The delegations of Japan, Germany, the Holy See, South Africa, Peru, the United States, Botswana, and others supported the document and called for its adoption in its current form. Many other delegations supported the document but also expressed disappointment over certain aspects of it, in particular either the omission or weakening of specific issues. Such issues included ammunition, diversion, brokering, armed violence, measurability, monitoring, evaluation, gender perspectives, arms embargoes, victims’ assistance, and development (see the News in Brief for details).

Some delegations modulated their dissent. The delegation of Peru, for instance, urged that the issues of brokering, munitions, and diversion be taken up in future UNPoA meetings. Likewise, the delegate of CARICOM stated that although ammunition, diversion, and border control do fall under the mandate of this Review Conference, these issues could be raised in the future and their inclusion should not necessarily serve to block the current text. The representative of Ecuador similarly noted that munitions and parts and components should be considered in the future.

Other delegations raised more severe concerns, implying the presence of “redlines,” over either the structure of the document as a whole, including the document’s titles, or the inclusion of issues that delegations simply cannot accept. The representative of Syria stated that if consensus could not be reached on the remaining “controversial issues,” those references should be stricken from the text so that delegations could adopt it. In a similar vein, the delegation of Iran noted that all references to issues “not in the PoA” be taken out. Specifically, the delegate called for the deletion of references to the “new notions” of national resources trafficking, national action plans, human rights, armed violence, measurability and monitoring, and border control. The delegate of Venezuela also drew attention to the “new concept” of natural resource trafficking and the representative of Cuba questioned the legal status the text would enjoy. The issue of the format of the document also continued to be debated as the delegations of Cuba, Iran, the Arab Group, and Syria expressed their discontent with the title “Declaration” for the first section of the outcome document and reiterated their proposal that the Declaration be turned into a preamble.
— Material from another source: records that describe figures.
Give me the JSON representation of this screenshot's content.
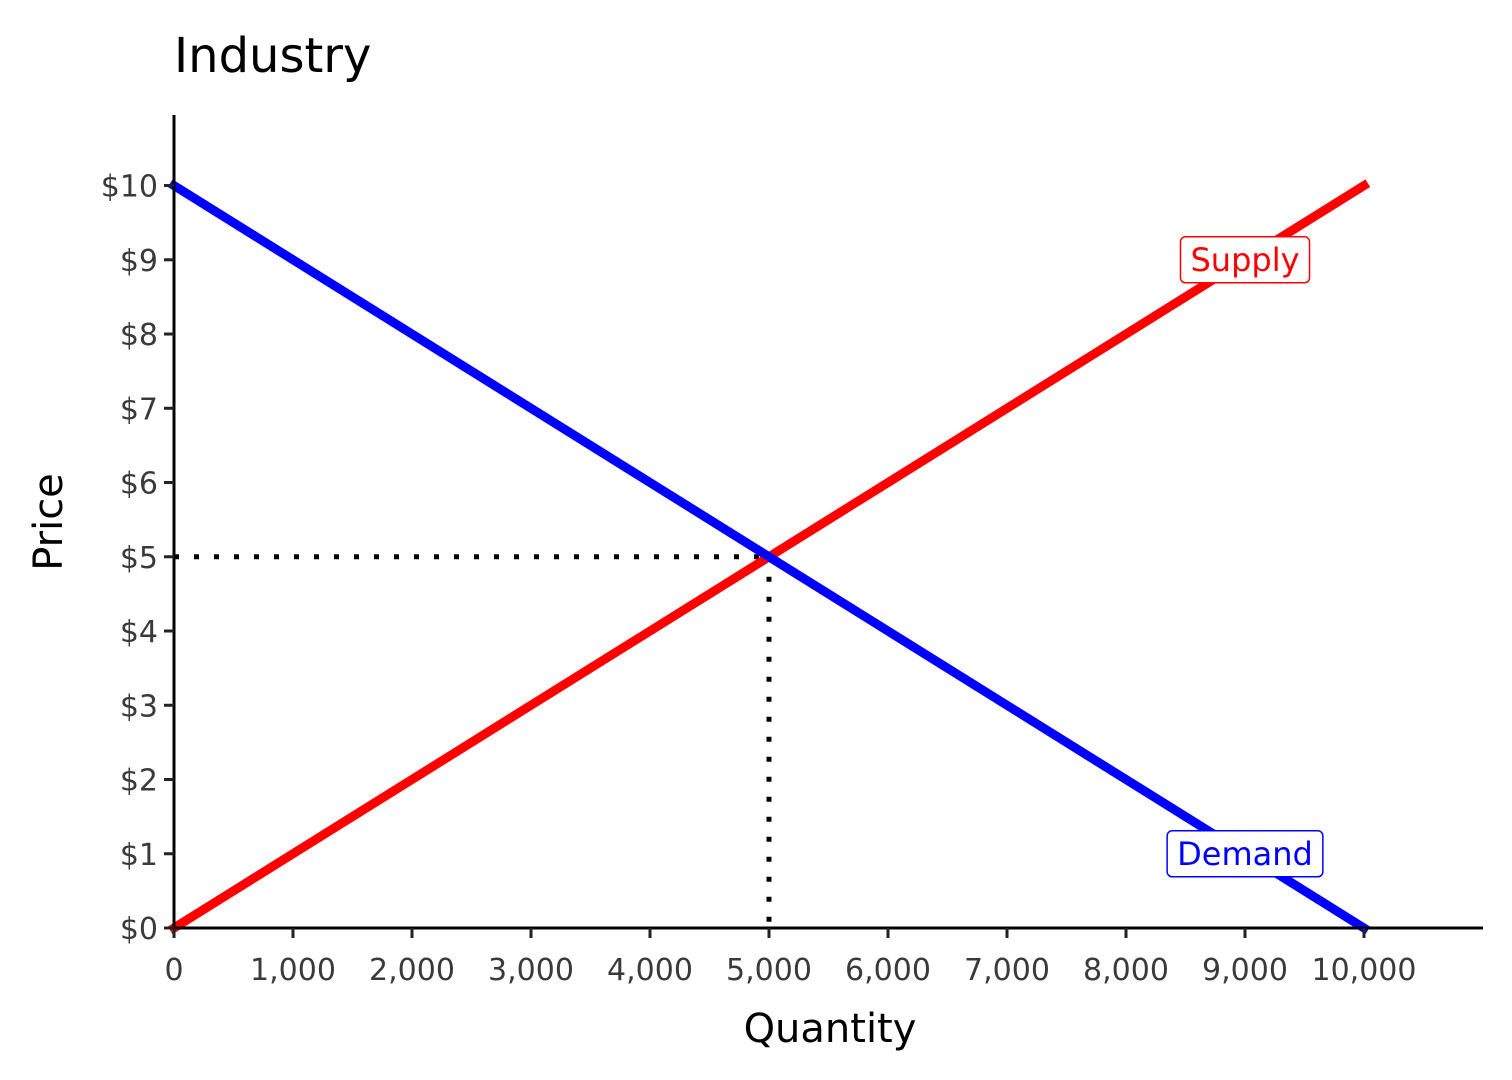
{
  "chart_data": {
    "type": "line",
    "title": "Industry",
    "xlabel": "Quantity",
    "ylabel": "Price",
    "xlim": [
      0,
      11000
    ],
    "ylim": [
      0,
      10.95
    ],
    "x_ticks": [
      0,
      1000,
      2000,
      3000,
      4000,
      5000,
      6000,
      7000,
      8000,
      9000,
      10000
    ],
    "x_tick_labels": [
      "0",
      "1,000",
      "2,000",
      "3,000",
      "4,000",
      "5,000",
      "6,000",
      "7,000",
      "8,000",
      "9,000",
      "10,000"
    ],
    "y_ticks": [
      0,
      1,
      2,
      3,
      4,
      5,
      6,
      7,
      8,
      9,
      10
    ],
    "y_tick_labels": [
      "$0",
      "$1",
      "$2",
      "$3",
      "$4",
      "$5",
      "$6",
      "$7",
      "$8",
      "$9",
      "$10"
    ],
    "grid": false,
    "series": [
      {
        "name": "Supply",
        "color": "#ff0000",
        "x": [
          0,
          10000
        ],
        "y": [
          0,
          10
        ],
        "label_at": {
          "x": 9000,
          "y": 9
        }
      },
      {
        "name": "Demand",
        "color": "#0000ff",
        "x": [
          0,
          10000
        ],
        "y": [
          10,
          0
        ],
        "label_at": {
          "x": 9000,
          "y": 1
        }
      }
    ],
    "equilibrium": {
      "x": 5000,
      "y": 5,
      "line_style": "dotted"
    }
  }
}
As stated by the New Zealand delegation and supported by the representative of Liberia, it is imperative that in the remaining hours left to negotiate this outcome document, proposed changes be confined to two categories—changes that would help improve the clarity of the text or changes related to substantive “redlines” that would stop delegations from joining consensus adoption of the outcome document. Nevertheless, there is a danger that must be underscored in this context. While delegations seek to find common ground and adopt a consensus document through continued refinement of the text’s language and negotiation on substantive issues, the text must not and should not be weaker than the UNPoA itself, a point made by the delegations of France and Belgium. For example, as noted by the representative of Belgium, since diversion is already addressed in the UNPoA, failing to mention it in the outcome document would represent a step backwards. In such an instance, the outcome document would not only fail to contribute meaningfully to the full implementation of the UNPoA over the next review cycle, but it could well detract from what has already been accomplished since 2001 through a weakening of existing commitments.
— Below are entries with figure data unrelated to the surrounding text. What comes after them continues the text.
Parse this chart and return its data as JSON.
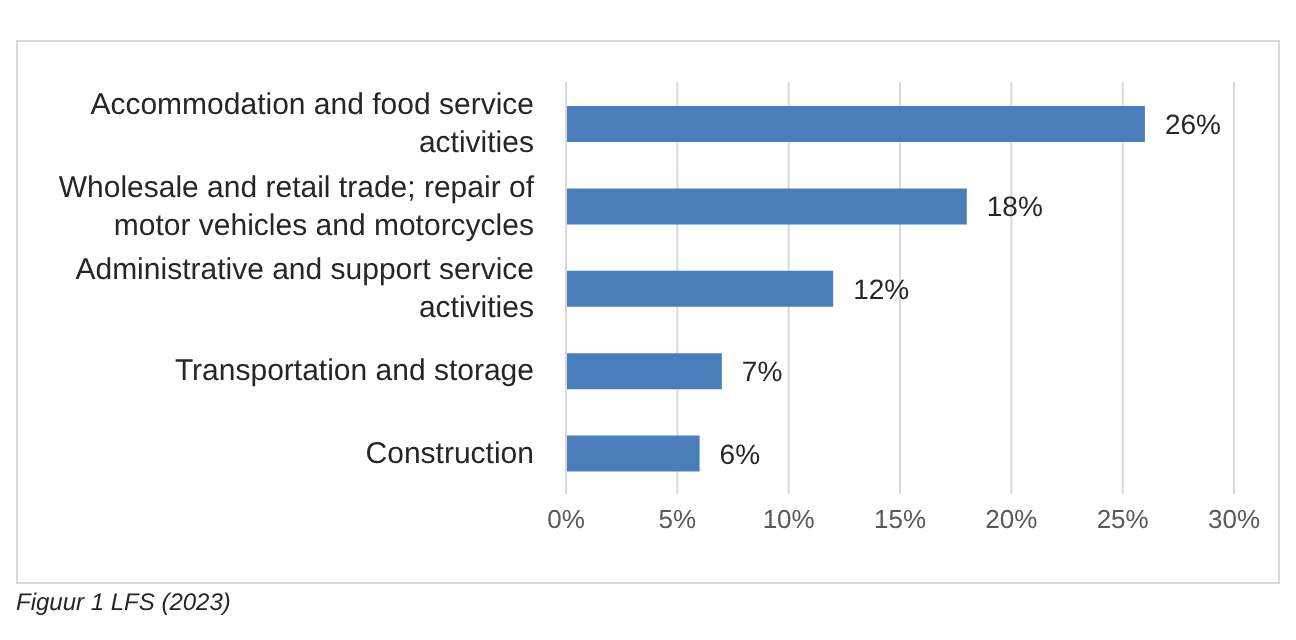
{
  "chart_data": {
    "type": "bar",
    "orientation": "horizontal",
    "categories": [
      "Accommodation and food service activities",
      "Wholesale and retail trade; repair of motor vehicles and motorcycles",
      "Administrative and support service activities",
      "Transportation and storage",
      "Construction"
    ],
    "values": [
      26,
      18,
      12,
      7,
      6
    ],
    "value_labels": [
      "26%",
      "18%",
      "12%",
      "7%",
      "6%"
    ],
    "color": "#4a7ebb",
    "xlim": [
      0,
      30
    ],
    "xticks": [
      {
        "value": 0,
        "label": "0%"
      },
      {
        "value": 5,
        "label": "5%"
      },
      {
        "value": 10,
        "label": "10%"
      },
      {
        "value": 15,
        "label": "15%"
      },
      {
        "value": 20,
        "label": "20%"
      },
      {
        "value": 25,
        "label": "25%"
      },
      {
        "value": 30,
        "label": "30%"
      }
    ],
    "grid": "x",
    "annotations": [
      "Figuur 1 LFS (2023)"
    ]
  }
}
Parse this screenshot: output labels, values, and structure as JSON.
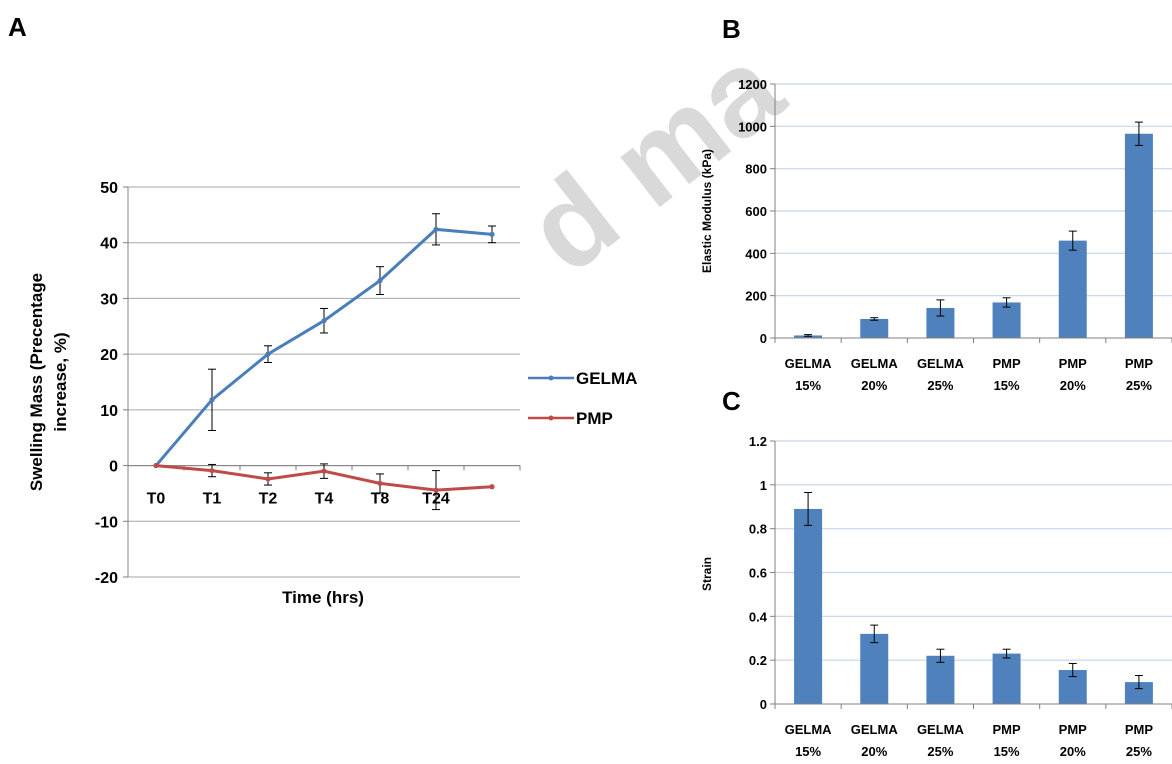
{
  "panels": {
    "a_label": "A",
    "b_label": "B",
    "c_label": "C"
  },
  "watermark_text": "d ma",
  "colors": {
    "gelma_line": "#4a7ebb",
    "pmp_line": "#be4b48",
    "bar_fill": "#4f81bd",
    "gridline": "#c6d4e8",
    "panel_a_grid": "#a6a6a6"
  },
  "chart_data": [
    {
      "id": "A",
      "type": "line",
      "x": [
        "T0",
        "T1",
        "T2",
        "T4",
        "T8",
        "T24",
        ""
      ],
      "series": [
        {
          "name": "GELMA",
          "color": "#4a7ebb",
          "values": [
            0,
            11.8,
            20,
            26,
            33.2,
            42.4,
            41.5
          ],
          "errors": [
            0,
            5.5,
            1.5,
            2.2,
            2.5,
            2.8,
            1.5
          ]
        },
        {
          "name": "PMP",
          "color": "#be4b48",
          "values": [
            0,
            -0.9,
            -2.4,
            -1,
            -3.2,
            -4.4,
            -3.8
          ],
          "errors": [
            0,
            1.1,
            1.1,
            1.3,
            1.7,
            3.5,
            0
          ]
        }
      ],
      "yticks": [
        "50",
        "40",
        "30",
        "20",
        "10",
        "0",
        "-10",
        "-20"
      ],
      "ylim": [
        -20,
        50
      ],
      "ylabel_lines": [
        "Swelling Mass (Precentage",
        "increase, %)"
      ],
      "xlabel": "Time (hrs)",
      "legend_position": "right",
      "grid": true
    },
    {
      "id": "B",
      "type": "bar",
      "categories": [
        [
          "GELMA",
          "15%"
        ],
        [
          "GELMA",
          "20%"
        ],
        [
          "GELMA",
          "25%"
        ],
        [
          "PMP",
          "15%"
        ],
        [
          "PMP",
          "20%"
        ],
        [
          "PMP",
          "25%"
        ]
      ],
      "values": [
        12,
        90,
        142,
        168,
        460,
        965
      ],
      "errors": [
        4,
        6,
        38,
        22,
        45,
        55
      ],
      "yticks": [
        "1200",
        "1000",
        "800",
        "600",
        "400",
        "200",
        "0"
      ],
      "ylim": [
        0,
        1200
      ],
      "ylabel": "Elastic Modulus (kPa)",
      "grid": true
    },
    {
      "id": "C",
      "type": "bar",
      "categories": [
        [
          "GELMA",
          "15%"
        ],
        [
          "GELMA",
          "20%"
        ],
        [
          "GELMA",
          "25%"
        ],
        [
          "PMP",
          "15%"
        ],
        [
          "PMP",
          "20%"
        ],
        [
          "PMP",
          "25%"
        ]
      ],
      "values": [
        0.89,
        0.32,
        0.22,
        0.23,
        0.155,
        0.1
      ],
      "errors": [
        0.075,
        0.04,
        0.03,
        0.02,
        0.03,
        0.03
      ],
      "yticks": [
        "1.2",
        "1",
        "0.8",
        "0.6",
        "0.4",
        "0.2",
        "0"
      ],
      "ylim": [
        0,
        1.2
      ],
      "ylabel": "Strain",
      "grid": true
    }
  ]
}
Informal consultations continued throughout the afternoon and into the evening on how to reach consensus by Friday afternoon. Delegations must bear in mind that a viable outcome document must be a strong corollary to robust implementation measures and not the means to justify a retreat on existing UNPoA commitments. This RevCon must not provide a forum for retreating from UNPoA measures when it should be moving states forward in tackling implementation challenges. Furthermore, delegations must keep in mind the danger of reverting exclusively to UNPoA text. Such an exercise could render the review conference and its outcome meaningless. As Burundi’s delegation argued, so-called “new” concepts are essential to moving the implementation process forward.